Dave King Trucking Company Live at the Artists’ Quarter, Saturday June 12th, 2010
Can you believe it, another band for drummer Dave King? The man obviously needs many creative outlets and the Trucking Company is more than valid.
The band consists of bassist Adam Linz of Fat Kid Wednesdays, Eric Fratzke of Happy Apple on guitar, Brandon Wozniak of the Atlantis Quartet on saxophone, and of course, King, of Golden Valley is Now, Happy Apple, Bad Plus, Love Cars, Halloween Alaska, Gang Font and many, many more projects, as the drummer and a little strumming of the piano strings.
King opened the night as the band waited for their cue as he went back and forth from the keys to the strings on the piano, playing something that sounded like a descending flatted blues scale augmented with piano string plucks. The last pluck coincided perfectly with Fratzke’s entrance, sounding like King had recorded a tape loop of his last statement on the piano. The band found the groove and worked into a fusion piece called “April In Gary.” The second piece, “You Can’t Say a Poem In Concrete” was a much freer piece, still leaning a little toward fusion with Fratzke’s guitar showing more signs of Larry Coryell school than Grant Green or Wes Montgomery.
“Blue Candy” had a total self-absorbed intro but it all amazingly came together in a common theme that changed from tension to elation. I was beginning to understand the band.
The only planned cover of the night was Joe Lovano’s “Fort Worth,” with Linz very adept at carrying the solo bass intro much further than the original. King was obviously digging the groove and when Wozniak entered and wrapped himself around the minimal chord changes, the piece got bigger and it sounded like the hippest spy movie soundtrack to date.
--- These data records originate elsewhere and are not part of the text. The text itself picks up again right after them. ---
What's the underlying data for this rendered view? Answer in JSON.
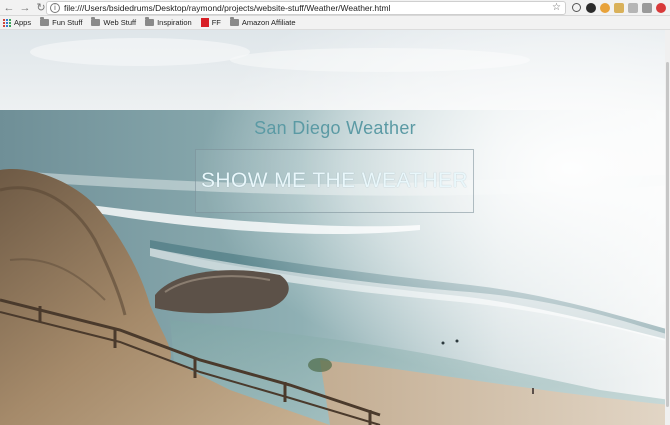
{
  "browser": {
    "url": "file:///Users/bsidedrums/Desktop/raymond/projects/website-stuff/Weather/Weather.html",
    "bookmarks": [
      "Apps",
      "Fun Stuff",
      "Web Stuff",
      "Inspiration",
      "FF",
      "Amazon Affiliate"
    ]
  },
  "page": {
    "title": "San Diego Weather",
    "button_label": "SHOW ME THE WEATHER"
  }
}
Wozniak and Fratzke play well off each other, with Brandon being very economical in his phrasing and Fratzke being as wordy on the guitar as King is between songs. the number, “Church Clothes With Wallet Chain” was a great vehicle for Wozniak, saying a lot but yet leaving some great silent space.
The band closed the first set with “The Road Leads Home;” a piece, if you can imagine this incorporate the rhythms of the Tremelo’s “Here Comes My Baby,” lines from the Champs “Tequila” and then it’s all thrown into a free jazz blender.
The second set opened with a tasteful Fratzke guitar intro that King joined in progress with some Blakey-type rumble. The song evolved within the band and then was deconstructed again to just King and Fratzke playing chicken; each pushing the other toward destruction but never coming apart.
Of course the night contained the witty Dave King banter between songs, once acknowledging a Toby Keith restaurant in his neighborhood, another about his mythical course at DeVry University that lead to a one minute plow through Nirvana’s “Come As You Are,” and one monologue complaining about people naming their kids Braden. He preferred names like Julie & Steven, but not Stephen with the “ph” Unless it’s Stephen J. Cannell. I’m not sure how many folks picked up the “Rockford Files” reference. Another one of these rants lead to a flatted “Catholic-chant” of the “Happy Days” theme song, bringing another cover to the set.
The highlight of the second set was the number, “The Broad Side of a Silent Barn,” it went straight to my heart like a Cannonball Adderley song. Fratzke’s guitar work was on par in approach and sound to a Joe Zawinul keyboard riff. The song never went outside itself and showed the band had restraint.
It was a great show. The band was tight, you could see its vision and its future. Watch your local listings for more performances.